Irrational? Perhaps but this is where “motivated reasoning” enters the picture. Motivated reasoning is confirmation bias taken to the next level. We think of reasoning and feeling as occupying wholly separate realms, but they don’t. Rational thinking always contains a strong emotional component, studies show, even if we’re not aware of it. This is especially true when we feel fearful or threatened by new information. Like a cornered animal, we hunker down in our intellectual caves. Psychologist Jonathan Haidt, in his book The Righteous Mind, says our minds act less like scientists, boldly going where the facts lead, and more like press secretaries, stubbornly defending our core positions no matter what.

A case in point is climate change.
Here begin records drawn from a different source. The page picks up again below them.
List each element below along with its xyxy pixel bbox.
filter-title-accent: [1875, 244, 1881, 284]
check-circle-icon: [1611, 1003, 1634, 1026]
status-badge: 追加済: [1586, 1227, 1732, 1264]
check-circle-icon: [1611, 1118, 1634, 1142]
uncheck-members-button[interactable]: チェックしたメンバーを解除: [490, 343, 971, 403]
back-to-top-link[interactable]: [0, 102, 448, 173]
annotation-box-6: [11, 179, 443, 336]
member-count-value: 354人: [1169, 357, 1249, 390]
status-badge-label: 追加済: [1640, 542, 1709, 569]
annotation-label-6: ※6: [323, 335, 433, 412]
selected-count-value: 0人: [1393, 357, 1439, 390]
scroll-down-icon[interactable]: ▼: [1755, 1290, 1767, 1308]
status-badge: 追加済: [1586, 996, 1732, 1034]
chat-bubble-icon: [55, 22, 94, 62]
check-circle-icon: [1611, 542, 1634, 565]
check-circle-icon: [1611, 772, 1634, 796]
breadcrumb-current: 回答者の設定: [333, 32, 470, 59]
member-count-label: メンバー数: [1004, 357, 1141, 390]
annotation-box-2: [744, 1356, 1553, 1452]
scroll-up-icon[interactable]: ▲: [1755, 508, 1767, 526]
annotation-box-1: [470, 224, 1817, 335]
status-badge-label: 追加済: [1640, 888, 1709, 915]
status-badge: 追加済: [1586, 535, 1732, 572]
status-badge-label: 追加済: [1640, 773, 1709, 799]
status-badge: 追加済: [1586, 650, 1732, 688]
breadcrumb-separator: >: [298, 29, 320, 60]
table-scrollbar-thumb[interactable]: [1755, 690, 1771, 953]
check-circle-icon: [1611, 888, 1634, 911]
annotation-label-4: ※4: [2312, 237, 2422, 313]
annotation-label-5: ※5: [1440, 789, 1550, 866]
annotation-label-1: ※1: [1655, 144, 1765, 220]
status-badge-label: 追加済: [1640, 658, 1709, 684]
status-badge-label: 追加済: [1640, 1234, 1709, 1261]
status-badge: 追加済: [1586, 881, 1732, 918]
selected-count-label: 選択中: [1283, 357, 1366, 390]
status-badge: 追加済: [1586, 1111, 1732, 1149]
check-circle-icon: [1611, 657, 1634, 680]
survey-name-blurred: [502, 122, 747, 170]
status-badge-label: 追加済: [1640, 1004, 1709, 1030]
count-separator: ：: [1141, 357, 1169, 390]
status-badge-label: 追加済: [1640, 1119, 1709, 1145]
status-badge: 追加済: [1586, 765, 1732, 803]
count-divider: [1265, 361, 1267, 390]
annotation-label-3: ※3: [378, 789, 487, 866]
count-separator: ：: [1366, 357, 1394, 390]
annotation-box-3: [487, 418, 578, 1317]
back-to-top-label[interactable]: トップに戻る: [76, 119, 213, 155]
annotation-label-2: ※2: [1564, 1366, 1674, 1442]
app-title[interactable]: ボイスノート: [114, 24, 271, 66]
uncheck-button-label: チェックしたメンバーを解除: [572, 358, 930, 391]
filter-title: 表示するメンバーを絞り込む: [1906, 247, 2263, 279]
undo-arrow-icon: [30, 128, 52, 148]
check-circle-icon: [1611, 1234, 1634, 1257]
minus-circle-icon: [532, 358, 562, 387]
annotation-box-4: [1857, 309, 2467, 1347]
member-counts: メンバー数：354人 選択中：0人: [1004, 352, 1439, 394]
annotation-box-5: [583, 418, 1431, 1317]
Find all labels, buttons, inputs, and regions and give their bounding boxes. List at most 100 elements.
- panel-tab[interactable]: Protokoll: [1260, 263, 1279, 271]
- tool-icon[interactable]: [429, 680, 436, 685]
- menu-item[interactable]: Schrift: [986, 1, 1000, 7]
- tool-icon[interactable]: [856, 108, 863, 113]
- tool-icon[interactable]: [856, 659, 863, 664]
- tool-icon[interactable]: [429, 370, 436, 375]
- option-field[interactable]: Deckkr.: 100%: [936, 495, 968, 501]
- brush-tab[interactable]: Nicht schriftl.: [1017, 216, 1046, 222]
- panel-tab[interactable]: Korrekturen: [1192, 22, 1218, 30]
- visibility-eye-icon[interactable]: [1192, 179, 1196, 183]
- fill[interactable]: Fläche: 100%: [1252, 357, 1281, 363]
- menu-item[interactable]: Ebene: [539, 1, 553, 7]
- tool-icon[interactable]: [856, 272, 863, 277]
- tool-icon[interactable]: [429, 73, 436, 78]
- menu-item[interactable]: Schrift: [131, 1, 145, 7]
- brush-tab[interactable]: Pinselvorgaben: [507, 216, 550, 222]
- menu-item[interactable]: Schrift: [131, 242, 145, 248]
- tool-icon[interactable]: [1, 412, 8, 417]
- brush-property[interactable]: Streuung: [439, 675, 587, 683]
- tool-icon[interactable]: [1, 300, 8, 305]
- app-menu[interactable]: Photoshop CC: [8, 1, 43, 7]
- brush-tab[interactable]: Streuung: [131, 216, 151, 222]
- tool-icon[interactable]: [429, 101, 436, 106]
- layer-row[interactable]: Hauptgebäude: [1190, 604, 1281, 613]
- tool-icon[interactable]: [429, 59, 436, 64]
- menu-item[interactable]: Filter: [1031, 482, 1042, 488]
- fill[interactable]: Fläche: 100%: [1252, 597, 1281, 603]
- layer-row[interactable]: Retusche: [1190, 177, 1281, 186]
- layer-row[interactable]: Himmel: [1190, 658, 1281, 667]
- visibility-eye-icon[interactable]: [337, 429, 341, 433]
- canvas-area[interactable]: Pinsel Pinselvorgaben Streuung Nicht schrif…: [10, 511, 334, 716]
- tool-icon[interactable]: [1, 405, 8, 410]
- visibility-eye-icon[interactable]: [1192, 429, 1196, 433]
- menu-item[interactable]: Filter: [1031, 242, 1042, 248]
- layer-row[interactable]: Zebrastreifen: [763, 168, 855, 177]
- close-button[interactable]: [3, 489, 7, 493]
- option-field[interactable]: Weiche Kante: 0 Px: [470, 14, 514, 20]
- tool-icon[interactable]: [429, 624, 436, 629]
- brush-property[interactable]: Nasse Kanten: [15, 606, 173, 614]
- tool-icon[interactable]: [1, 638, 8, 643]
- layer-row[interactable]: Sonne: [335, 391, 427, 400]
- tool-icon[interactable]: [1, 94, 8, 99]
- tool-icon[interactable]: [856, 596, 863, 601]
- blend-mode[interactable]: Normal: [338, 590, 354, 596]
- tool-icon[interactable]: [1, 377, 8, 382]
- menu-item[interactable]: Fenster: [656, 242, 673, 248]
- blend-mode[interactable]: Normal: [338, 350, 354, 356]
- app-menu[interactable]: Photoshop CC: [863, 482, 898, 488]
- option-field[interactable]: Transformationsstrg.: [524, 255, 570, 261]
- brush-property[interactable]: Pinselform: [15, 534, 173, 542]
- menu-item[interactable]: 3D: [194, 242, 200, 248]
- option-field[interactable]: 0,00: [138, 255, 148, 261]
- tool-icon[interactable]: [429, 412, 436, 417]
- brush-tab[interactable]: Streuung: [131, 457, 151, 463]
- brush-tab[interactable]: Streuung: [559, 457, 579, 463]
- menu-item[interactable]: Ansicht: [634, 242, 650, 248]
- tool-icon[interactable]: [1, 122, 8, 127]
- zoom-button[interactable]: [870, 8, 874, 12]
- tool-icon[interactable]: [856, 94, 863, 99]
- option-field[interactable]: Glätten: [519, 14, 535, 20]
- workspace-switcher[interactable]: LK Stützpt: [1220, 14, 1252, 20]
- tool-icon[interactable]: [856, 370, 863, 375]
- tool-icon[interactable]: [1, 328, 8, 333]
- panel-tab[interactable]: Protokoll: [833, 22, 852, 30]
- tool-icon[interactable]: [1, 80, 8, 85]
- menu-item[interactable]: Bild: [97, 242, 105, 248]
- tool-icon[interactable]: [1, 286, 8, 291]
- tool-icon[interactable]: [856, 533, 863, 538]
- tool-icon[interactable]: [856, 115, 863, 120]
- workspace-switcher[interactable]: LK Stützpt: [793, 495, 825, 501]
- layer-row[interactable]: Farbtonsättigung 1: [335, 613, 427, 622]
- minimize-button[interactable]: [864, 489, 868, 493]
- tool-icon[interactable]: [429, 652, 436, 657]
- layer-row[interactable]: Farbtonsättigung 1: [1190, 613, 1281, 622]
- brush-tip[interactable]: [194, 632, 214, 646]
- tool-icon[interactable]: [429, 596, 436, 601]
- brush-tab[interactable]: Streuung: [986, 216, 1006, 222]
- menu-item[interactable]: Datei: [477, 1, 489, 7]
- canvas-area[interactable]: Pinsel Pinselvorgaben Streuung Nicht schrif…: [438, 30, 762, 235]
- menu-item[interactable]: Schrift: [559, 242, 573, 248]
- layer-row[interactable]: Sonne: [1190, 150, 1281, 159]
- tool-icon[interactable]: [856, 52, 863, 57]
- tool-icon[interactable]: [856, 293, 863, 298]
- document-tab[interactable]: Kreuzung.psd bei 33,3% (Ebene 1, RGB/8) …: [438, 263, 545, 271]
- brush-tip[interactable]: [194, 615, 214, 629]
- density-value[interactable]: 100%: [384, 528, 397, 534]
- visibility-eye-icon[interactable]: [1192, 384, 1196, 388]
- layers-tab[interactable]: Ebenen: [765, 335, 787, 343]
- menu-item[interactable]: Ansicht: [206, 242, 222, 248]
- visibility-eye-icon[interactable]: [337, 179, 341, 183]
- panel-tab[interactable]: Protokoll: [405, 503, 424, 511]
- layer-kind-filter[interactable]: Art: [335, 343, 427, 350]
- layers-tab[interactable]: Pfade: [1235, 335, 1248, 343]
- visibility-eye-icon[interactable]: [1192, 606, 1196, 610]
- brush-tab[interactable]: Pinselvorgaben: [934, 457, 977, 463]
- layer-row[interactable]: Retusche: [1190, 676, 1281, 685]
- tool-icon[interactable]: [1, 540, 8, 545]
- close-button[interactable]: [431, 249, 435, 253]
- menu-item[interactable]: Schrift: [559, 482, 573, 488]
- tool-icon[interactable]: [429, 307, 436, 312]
In one study, researchers asked some 240 people in upstate New York to read a variety of simulated news stories about climate change then asked them whether or not they might support policies that contained climate change. The stories focused on eight fictitious farmers and how they might see their livelihoods affected by rising temperatures. By manipulating the identity of the farmers—making some locals and others foreigners—-the researchers were able to alter people’s resolve to support policy action. Knowledge about climate change, or about science in general, played virtually no role in their decision.

Is there anything we can do about selective exposure, or are we destined to live in intellectual silos? One thing is certain: the approach we’ve tried so far isn’t working. For years, scientists relied on the “deficit model” of communication. People make poor decisions—like not having their children vaccinated—because they simply don’t have the facts. So efforts focused on getting the word out, bombarding people with boatloads of studies and data, confident that this would change minds. It doesn’t, and in fact, can backfire. The more vigorously the scientific community repudiates erroneous information the more fiercely people cling to those beliefs. The truth does not always set us free and, in fact, may tighten our shackles.

The most effective way to correct a falsehood is not with the truth, not that only, but by engaging people as equals, as intellectual partners, even if you find their views Paleolithic. Condescending to someone is a sure way to alienate them, and therefore ensure your message is never heard. Rather than leading with the facts, best to “lead with values so as to give the facts a fighting chance,” says science writer Chris Mooney, writing in Mother Jones.

Another important piece of the puzzle is what psychologists call social distance. The greater the social distance between the messenger and the recipient the less likely the message will stick. Thus, a call to vaccinate your child that comes from the CDC is less effective than one that comes from your local health department—or, better yet, a neighbor or friend.

As for those pesky algorithms, the problem is not that they are too clever but, rather, that they aren’t clever enough. Writing in the journal Daedalus, Paul Resnick argues for more creative code writing. How about an algorithm that “learns” when we are in a curious mood, based on our online behavior, and chooses those times to expose us to more “challenging information.” Or one that highlights stories that attract strange bedfellows, “those that are liked by two clusters of people who do not usually agree with each other.” The possibilities are endless.

“Everyone is entitled to his own opinion,” Daniel Patrick Moynihan famously said, “but not to his own facts.” If only it were so. Many people do feel entitled to their own facts, and that is proving not only frustrating, but dangerous as well.